EL VINO Y LA FELICIDAD
En los últimos años está venimos escuchando eso de que “una copita de
vino al día es buena para salud”.
Pues bien, desde Chato Grato,
queremos sumarnos rotundamente a esa afirmación.
Estudios recientes, como los llevados a cabo por la Universidad de
California, han demostrado que una o dos copas de vino tinto diarios a nuestra
dieta conllevan numerosos beneficios, poniendo de relieve que además es uno de
los pocos productos que acumulan tantas cualidades positivas.
Pero, ¿Por qué el vino tinto y no el vino blanco?
Estudios han puesto de relieve que el vino blanco se realiza
exclusivamente con la pulpa de las uvas, mientras que el tinto incluye el
tratamiento y procesado de la piel y las semillas,
que son las zonas donde más polifenoles están presentes, particularmente
encontramos quercitinas y resveratrol, los que son buenos candidatos para
explicar el efecto protector del vino frente al riesgo de cáncer y cardiopatía
coronaria, así como ser los encargados
de la eliminación de los radicales libres en nuestro organismo.
Hablemos del reveratrol
Se trata de un compuesto que se encuentra en el vino tinto, y por
lo tanto, en las uvas, pudiéndose hallar en otras plantas como el cacao.
Una de los grandes beneficios de este compuesto, además de reducir
el riesgo de enfermedades relacionadas con la edad, es que estimula
un gen de respuesta al estrés que
activa una serie de genes que protegen el cuerpo de las infecciones, incluso
protegiéndonos de la radiación ultravioleta de los rayos solares.
Esta
propiedad tan única y saludable sobre nuestro organismo no estaba del todo
confirmada pero, gracias al estudio llevado a cabo por la Universidad de
California, los investigadores han podido llegar a esta conclusión a través del
análisis de una antigua familia de enzimas, las Arlt sintetasas.
Gracias a
este análisis descubrieron que el resveratrol actuaba como un imitador de la tirosina,
un aminoácido no esencial, que encontramos en nuestro organismo.

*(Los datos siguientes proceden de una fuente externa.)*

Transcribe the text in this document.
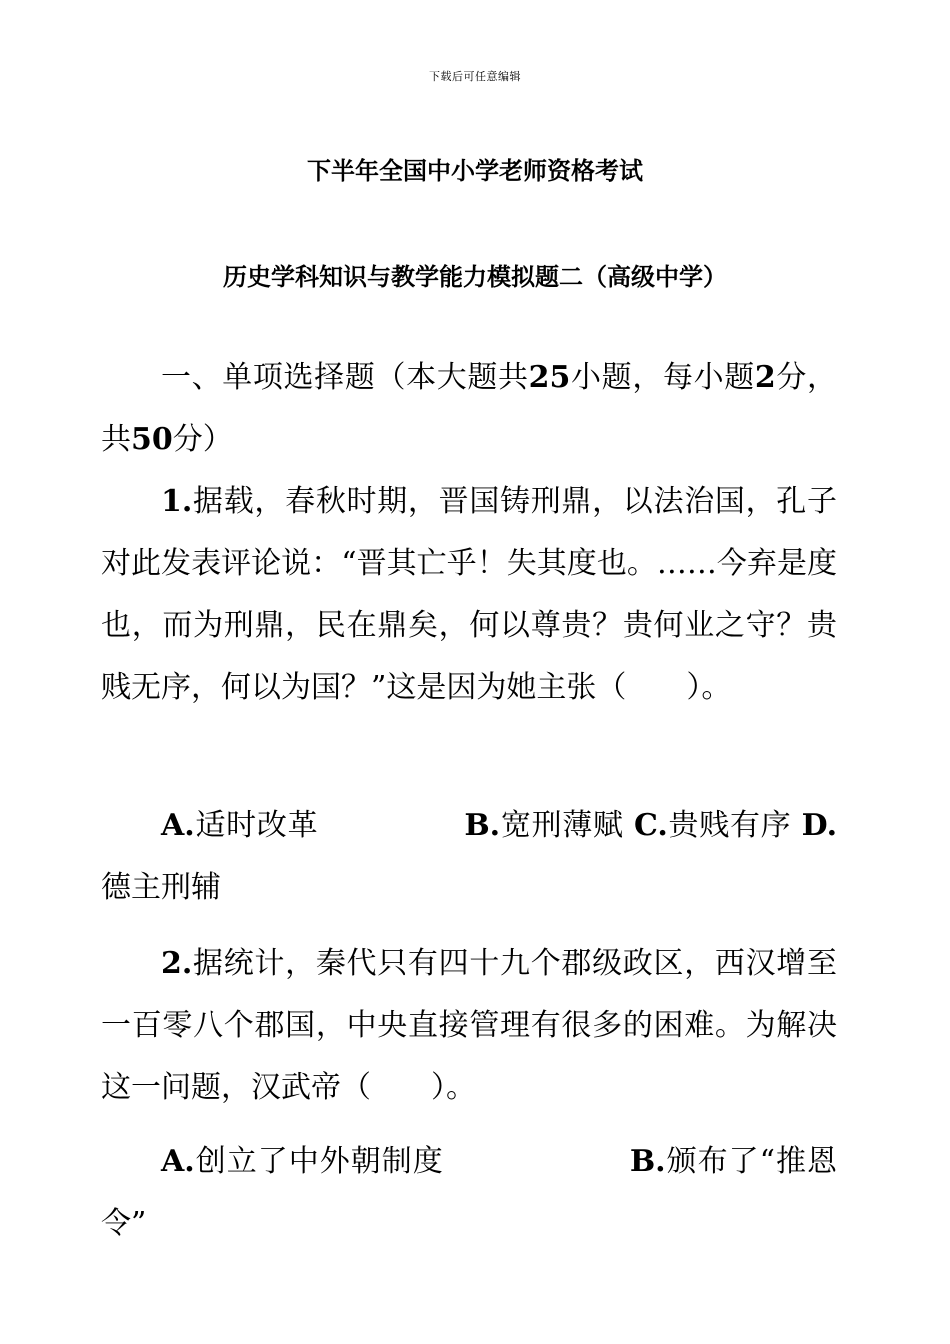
下载后可任意编辑
下半年全国中小学老师资格考试
历史学科知识与教学能力模拟题二（高级中学）

一、单项选择题（本大题共25小题，每小题2分，共50分）

1.据载，春秋时期，晋国铸刑鼎，以法治国，孔子对此发表评论说：“晋其亡乎！失其度也。……今弃是度也，而为刑鼎，民在鼎矣，何以尊贵？贵何业之守？贵贱无序，何以为国？”这是因为她主张（　　）。

A.适时改革	B.宽刑薄赋 C.贵贱有序 D. 德主刑辅

2.据统计，秦代只有四十九个郡级政区，西汉增至一百零八个郡国，中央直接管理有很多的困难。为解决这一问题，汉武帝（　　）。

A.创立了中外朝制度	B.颁布了“推恩令”
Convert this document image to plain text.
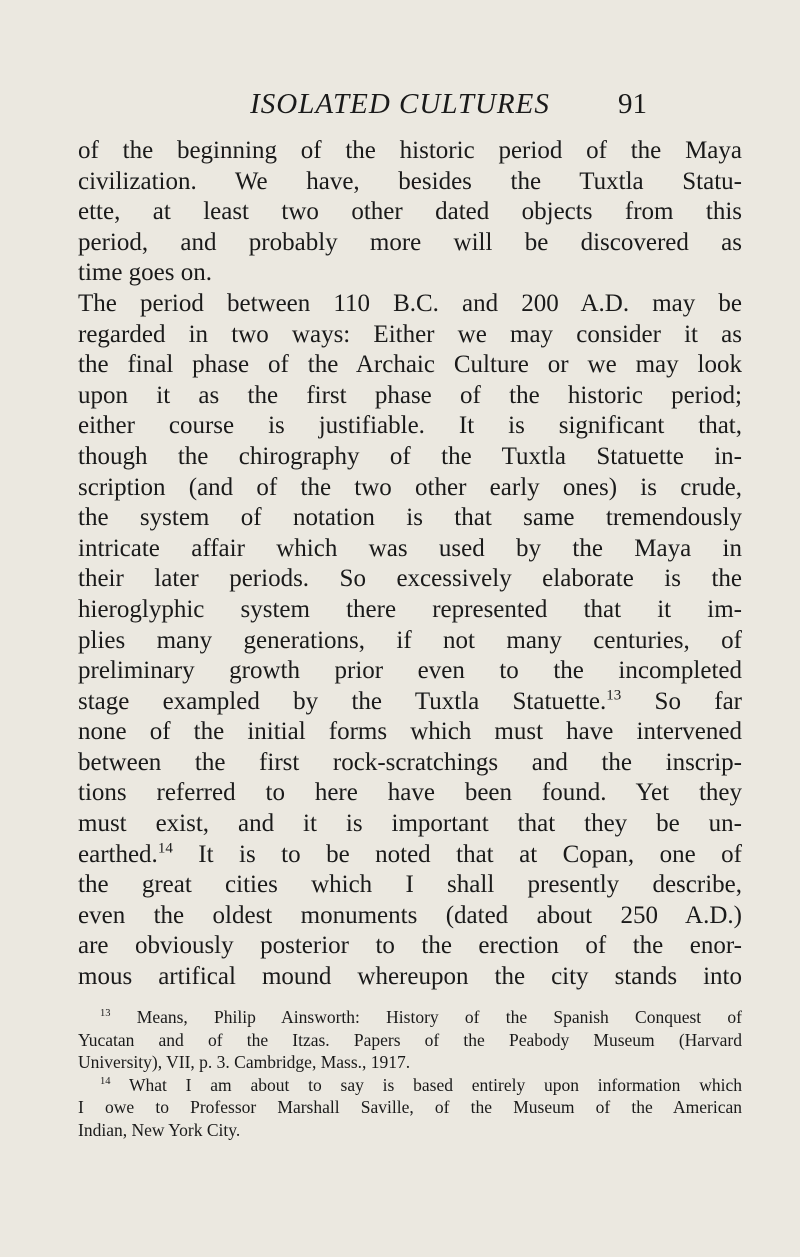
ISOLATED CULTURES	91
of the beginning of the historic period of the Maya
civilization. We have, besides the Tuxtla Statu-
ette, at least two other dated objects from this
period, and probably more will be discovered as
time goes on.
The period between 110 B.C. and 200 A.D. may be
regarded in two ways: Either we may consider it as
the final phase of the Archaic Culture or we may look
upon it as the first phase of the historic period;
either course is justifiable. It is significant that,
though the chirography of the Tuxtla Statuette in-
scription (and of the two other early ones) is crude,
the system of notation is that same tremendously
intricate affair which was used by the Maya in
their later periods. So excessively elaborate is the
hieroglyphic system there represented that it im-
plies many generations, if not many centuries, of
preliminary growth prior even to the incompleted
stage exampled by the Tuxtla Statuette.$^{13}$ So far
none of the initial forms which must have intervened
between the first rock-scratchings and the inscrip-
tions referred to here have been found. Yet they
must exist, and it is important that they be un-
earthed.$^{14}$ It is to be noted that at Copan, one of
the great cities which I shall presently describe,
even the oldest monuments (dated about 250 A.D.)
are obviously posterior to the erection of the enor-
mous artifical mound whereupon the city stands into
$^{13}$ Means, Philip Ainsworth: History of the Spanish Conquest of
Yucatan and of the Itzas. Papers of the Peabody Museum (Harvard
University), VII, p. 3. Cambridge, Mass., 1917.
$^{14}$ What I am about to say is based entirely upon information which
I owe to Professor Marshall Saville, of the Museum of the American
Indian, New York City.
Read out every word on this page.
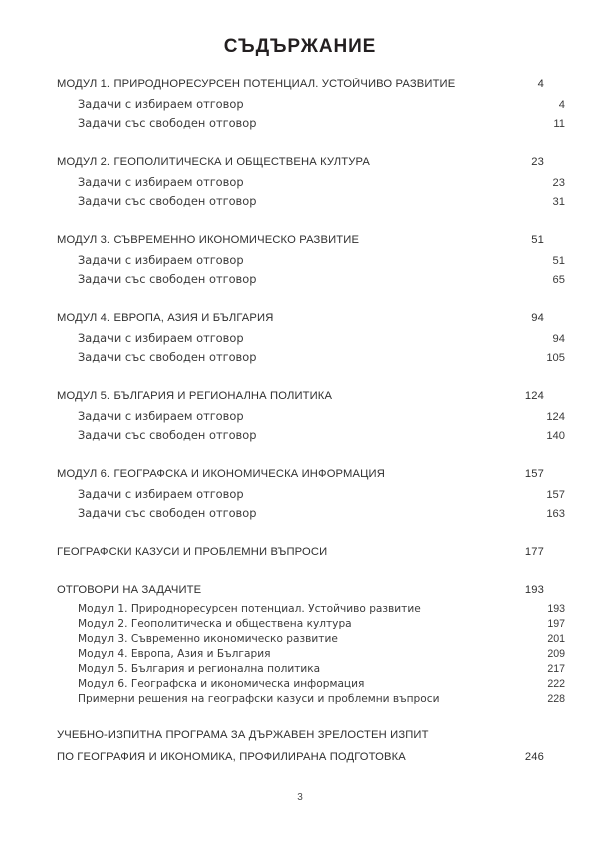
СЪДЪРЖАНИЕ
МОДУЛ 1. ПРИРОДНОРЕСУРСЕН ПОТЕНЦИАЛ. УСТОЙЧИВО РАЗВИТИЕ .....	4
Задачи с избираем отговор .....	4
Задачи със свободен отговор .....	11
МОДУЛ 2. ГЕОПОЛИТИЧЕСКА И ОБЩЕСТВЕНА КУЛТУРА .....	23
Задачи с избираем отговор .....	23
Задачи със свободен отговор .....	31
МОДУЛ 3. СЪВРЕМЕННО ИКОНОМИЧЕСКО РАЗВИТИЕ .....	51
Задачи с избираем отговор .....	51
Задачи със свободен отговор .....	65
МОДУЛ 4. ЕВРОПА, АЗИЯ И БЪЛГАРИЯ .....	94
Задачи с избираем отговор .....	94
Задачи със свободен отговор .....	105
МОДУЛ 5. БЪЛГАРИЯ И РЕГИОНАЛНА ПОЛИТИКА .....	124
Задачи с избираем отговор .....	124
Задачи със свободен отговор .....	140
МОДУЛ 6. ГЕОГРАФСКА И ИКОНОМИЧЕСКА ИНФОРМАЦИЯ .....	157
Задачи с избираем отговор .....	157
Задачи със свободен отговор .....	163
ГЕОГРАФСКИ КАЗУСИ И ПРОБЛЕМНИ ВЪПРОСИ .....	177
ОТГОВОРИ НА ЗАДАЧИТЕ .....	193
Модул 1. Природноресурсен потенциал. Устойчиво развитие .....	193
Модул 2. Геополитическа и обществена култура .....	197
Модул 3. Съвременно икономическо развитие .....	201
Модул 4. Европа, Азия и България .....	209
Модул 5. България и регионална политика .....	217
Модул 6. Географска и икономическа информация .....	222
Примерни решения на географски казуси и проблемни въпроси .....	228
УЧЕБНО-ИЗПИТНА ПРОГРАМА ЗА ДЪРЖАВЕН ЗРЕЛОСТЕН ИЗПИТ
ПО ГЕОГРАФИЯ И ИКОНОМИКА, ПРОФИЛИРАНА ПОДГОТОВКА .....	246
3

Fundamental
para el metabolismo éste en general, al ser el precursor de la adrenalina y la
dopamina, las cuales ayudan a regular nuestro estado de ánimo.
El experimento
El equipo
dirigido por la doctora Christina Gianoulakis, inyectó a ratas cantidades
diferentes de alcohol y empezó a controlar la reacción de las endorfinas.
Detectaron
que en dosis bajas o moderadas, pero no en las dosis altas, las ratas habían
elevado la liberación de las betaendorfinas en el Área Ventral Tegmental (AVY),
una región del cerebro conocida por su papel en la producción del efecto de
recompensa del alcohol.
Conclusión
Tras este
experimento, se pudo llegar a la siguiente conclusión.
El
consumo de poca cantidad de alcohol
aumenta la liberación de endorfinas, produciendo en consecuencia efectos
placenteros en la persona.
Y
curiosamente, si el consumo de vino viene acompañado por luces ambientales en
tonalidades rojas o azules, los estudios dicen que se liberan aún más
endorfinas que bajo luces de tonos verdes o blancos.